PSE is running in a Windows window, so the controls look like Windows and not like Mac (e.g., the menu bar – File – Edit – View – etc. – is at the top of the window, not the top of the entire display). But the PSE controls are identical to the Mac version.
You can print multiple photos on one page, and do it from the Organizer instead of being forced to use the Editor in the Mac version, and only print one photo on a page even if more than one can fit. This is a major annoyance of the Mac version.
Parallels is smart enough to know when you plug a USB device in and it asks you whether you want to use that device in MacOS or in Windows. This is very helpful – I can even plug my iPhone in and tell Parallels to connect it to Windows. That way PSE sees it as a camera and I can take photos off of it directly without having to go through iTunes or another Apple program. That’s even more useful with an iPhone that isn’t set up to synchronize with a PC or Mac other than the one you are running PSE on.
If you create catalogs and download photos entirely within the Windows version of PSE then you don’t have to worry about where catalogs and photos are stored. If, as is more likely, you want to move catalogs already on your Mac from the Mac version of PSE to the Windows version then there are some complexities you should be aware of. The catalogs from Mac PSE will work on Windows PSE – the same files are readable and you’ll get all your version sets, tags, etc. But you will have to move those catalogs somewhere that Windows PSE can find them. Also, you will have to go through the process of reconnecting all the photo files in the catalog, also so Windows PSE can find them. This happens separately for each folder that the catalog refers to. That can be cumbersome, but it only has to happen once. As with setting up the Parallels program, I’m not going into the details unless someone wants more information.

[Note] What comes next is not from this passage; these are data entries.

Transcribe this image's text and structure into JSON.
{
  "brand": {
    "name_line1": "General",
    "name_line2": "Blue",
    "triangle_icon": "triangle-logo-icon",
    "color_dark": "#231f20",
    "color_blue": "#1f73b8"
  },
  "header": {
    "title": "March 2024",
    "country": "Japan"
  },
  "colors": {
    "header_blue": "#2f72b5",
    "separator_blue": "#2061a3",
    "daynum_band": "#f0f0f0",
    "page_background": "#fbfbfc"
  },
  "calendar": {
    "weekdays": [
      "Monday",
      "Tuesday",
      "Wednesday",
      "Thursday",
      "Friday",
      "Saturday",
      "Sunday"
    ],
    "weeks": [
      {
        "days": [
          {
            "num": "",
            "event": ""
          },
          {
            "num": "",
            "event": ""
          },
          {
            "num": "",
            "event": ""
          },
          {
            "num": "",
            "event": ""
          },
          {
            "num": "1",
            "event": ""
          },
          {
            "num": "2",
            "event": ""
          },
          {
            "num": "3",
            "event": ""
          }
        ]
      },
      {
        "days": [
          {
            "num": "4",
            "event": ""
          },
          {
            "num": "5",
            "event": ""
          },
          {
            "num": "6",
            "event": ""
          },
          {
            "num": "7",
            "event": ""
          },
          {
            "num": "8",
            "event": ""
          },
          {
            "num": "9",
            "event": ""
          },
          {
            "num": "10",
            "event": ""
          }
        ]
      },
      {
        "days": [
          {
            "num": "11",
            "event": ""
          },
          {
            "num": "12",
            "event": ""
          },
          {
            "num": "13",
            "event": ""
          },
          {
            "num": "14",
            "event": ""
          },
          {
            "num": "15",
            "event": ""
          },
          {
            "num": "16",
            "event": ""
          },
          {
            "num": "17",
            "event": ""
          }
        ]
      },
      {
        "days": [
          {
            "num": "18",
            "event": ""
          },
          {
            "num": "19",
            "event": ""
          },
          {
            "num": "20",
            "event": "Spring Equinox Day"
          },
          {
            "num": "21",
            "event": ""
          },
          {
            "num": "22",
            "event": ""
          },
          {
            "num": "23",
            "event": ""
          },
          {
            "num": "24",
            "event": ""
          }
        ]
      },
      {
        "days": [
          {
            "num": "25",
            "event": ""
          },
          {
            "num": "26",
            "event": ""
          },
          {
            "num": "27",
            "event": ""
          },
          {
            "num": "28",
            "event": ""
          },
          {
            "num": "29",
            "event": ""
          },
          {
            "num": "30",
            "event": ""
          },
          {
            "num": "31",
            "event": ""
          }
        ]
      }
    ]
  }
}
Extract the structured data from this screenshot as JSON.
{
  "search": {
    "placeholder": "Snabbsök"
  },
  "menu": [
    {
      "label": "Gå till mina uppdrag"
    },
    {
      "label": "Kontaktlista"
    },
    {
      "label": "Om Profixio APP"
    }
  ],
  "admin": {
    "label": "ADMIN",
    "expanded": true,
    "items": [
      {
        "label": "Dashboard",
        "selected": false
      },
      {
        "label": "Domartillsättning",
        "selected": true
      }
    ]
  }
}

Once you move a catalog to Windows PSE on your Mac it’s prohibitively difficult to go back to the Mac version and retain whatever changes you made to that catalog. I recommend that you set up and try a test catalog first in case you don’t like this configuration.

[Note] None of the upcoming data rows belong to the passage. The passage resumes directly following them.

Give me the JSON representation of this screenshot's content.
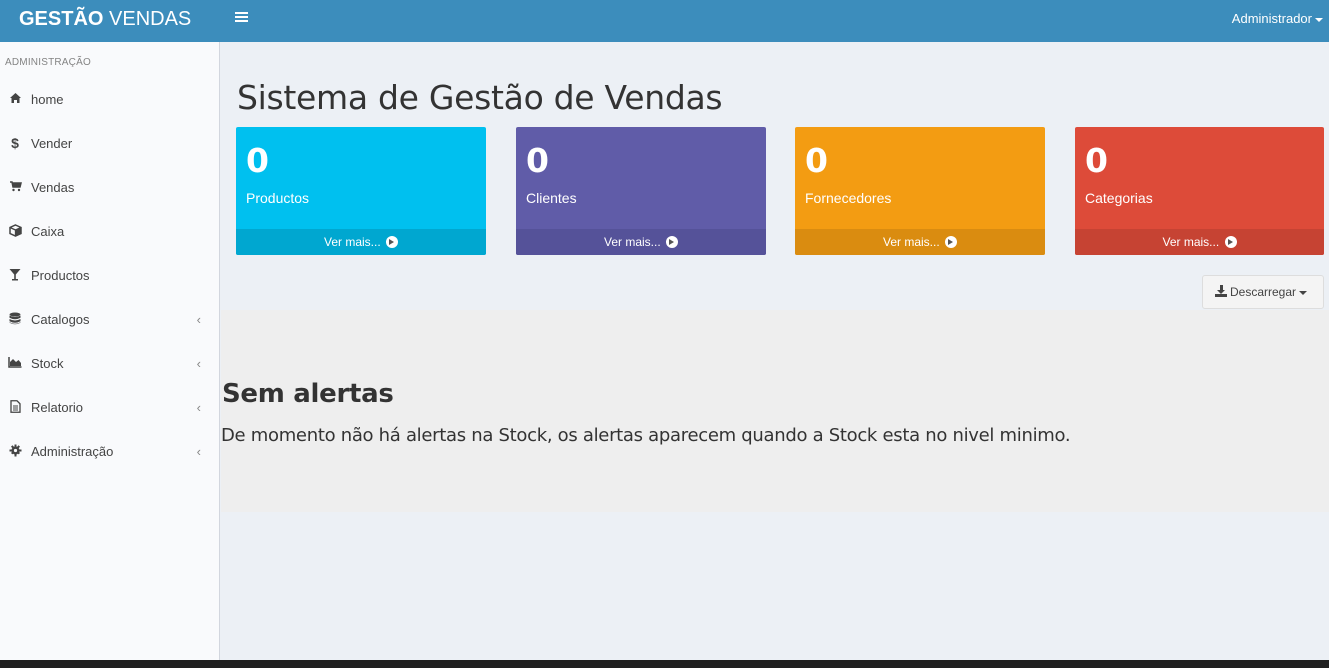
{
  "header": {
    "logo_bold": "GESTÃO",
    "logo_rest": " VENDAS",
    "user": "Administrador"
  },
  "sidebar": {
    "section_title": "ADMINISTRAÇÃO",
    "items": [
      {
        "label": "home",
        "icon": "home-icon",
        "submenu": false
      },
      {
        "label": "Vender",
        "icon": "dollar-icon",
        "submenu": false
      },
      {
        "label": "Vendas",
        "icon": "cart-icon",
        "submenu": false
      },
      {
        "label": "Caixa",
        "icon": "cube-icon",
        "submenu": false
      },
      {
        "label": "Productos",
        "icon": "glass-icon",
        "submenu": false
      },
      {
        "label": "Catalogos",
        "icon": "database-icon",
        "submenu": true
      },
      {
        "label": "Stock",
        "icon": "area-chart-icon",
        "submenu": true
      },
      {
        "label": "Relatorio",
        "icon": "file-text-icon",
        "submenu": true
      },
      {
        "label": "Administração",
        "icon": "cog-icon",
        "submenu": true
      }
    ]
  },
  "main": {
    "title": "Sistema de Gestão de Vendas",
    "boxes": [
      {
        "value": "0",
        "label": "Productos",
        "footer": "Ver mais...",
        "color": "#00c0ef",
        "footer_color": "#00a7d0"
      },
      {
        "value": "0",
        "label": "Clientes",
        "footer": "Ver mais...",
        "color": "#605ca8",
        "footer_color": "#555299"
      },
      {
        "value": "0",
        "label": "Fornecedores",
        "footer": "Ver mais...",
        "color": "#f39c12",
        "footer_color": "#da8c10"
      },
      {
        "value": "0",
        "label": "Categorias",
        "footer": "Ver mais...",
        "color": "#dd4b39",
        "footer_color": "#c64333"
      }
    ],
    "download_button": "Descarregar",
    "alert_title": "Sem alertas",
    "alert_text": "De momento não há alertas na Stock, os alertas aparecem quando a Stock esta no nivel minimo."
  },
  "colors": {
    "header": "#3c8dbc",
    "content_bg": "#ecf0f5",
    "sidebar_bg": "#f9fafc"
  }
}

You can drag and drop a file from the Windows PSE window onto the Mac Desktop, which is very convenient, thanks to Parallels. BUT Caution: If you just drag and drop, the file isn’t copied to the Mac desktop, it is moved. That means it isn’t in the folder where it originally resided. So Windows PSE now thinks it’s missing. To correctly drag and drop press the Option key when dragging (look for the + sign at the destination), which will correctly copy the file to the Mac Desktop, leaving the original where it was. You can also drag and drop into a Mac email message, which doesn’t seem to have this issue, but you should confirm that in your configuration if you try it. I haven’t tried drag and drop onto the Windows Desktop because I’m keeping the Windows Desktop out of sight.
Bottom line: Running PSE under Windows on a virtual machine under MacOS Sierra works very well. It is an additional expense because you have to purchase a virtual machine environment like Parallels Desktop for Mac and purchase a license and media for whatever version of Windows you want to run. There are some technical issues to correctly set up the virtual machine, and further technical details to transfer existing Mac catalogs to the Windows version on the same machine. However, I found these one-time conversions to be an acceptable way to overcome the issues with PSE on Macs. None of this has any impact on the fact that Adobe doesn’t support the Photoshop Elements product.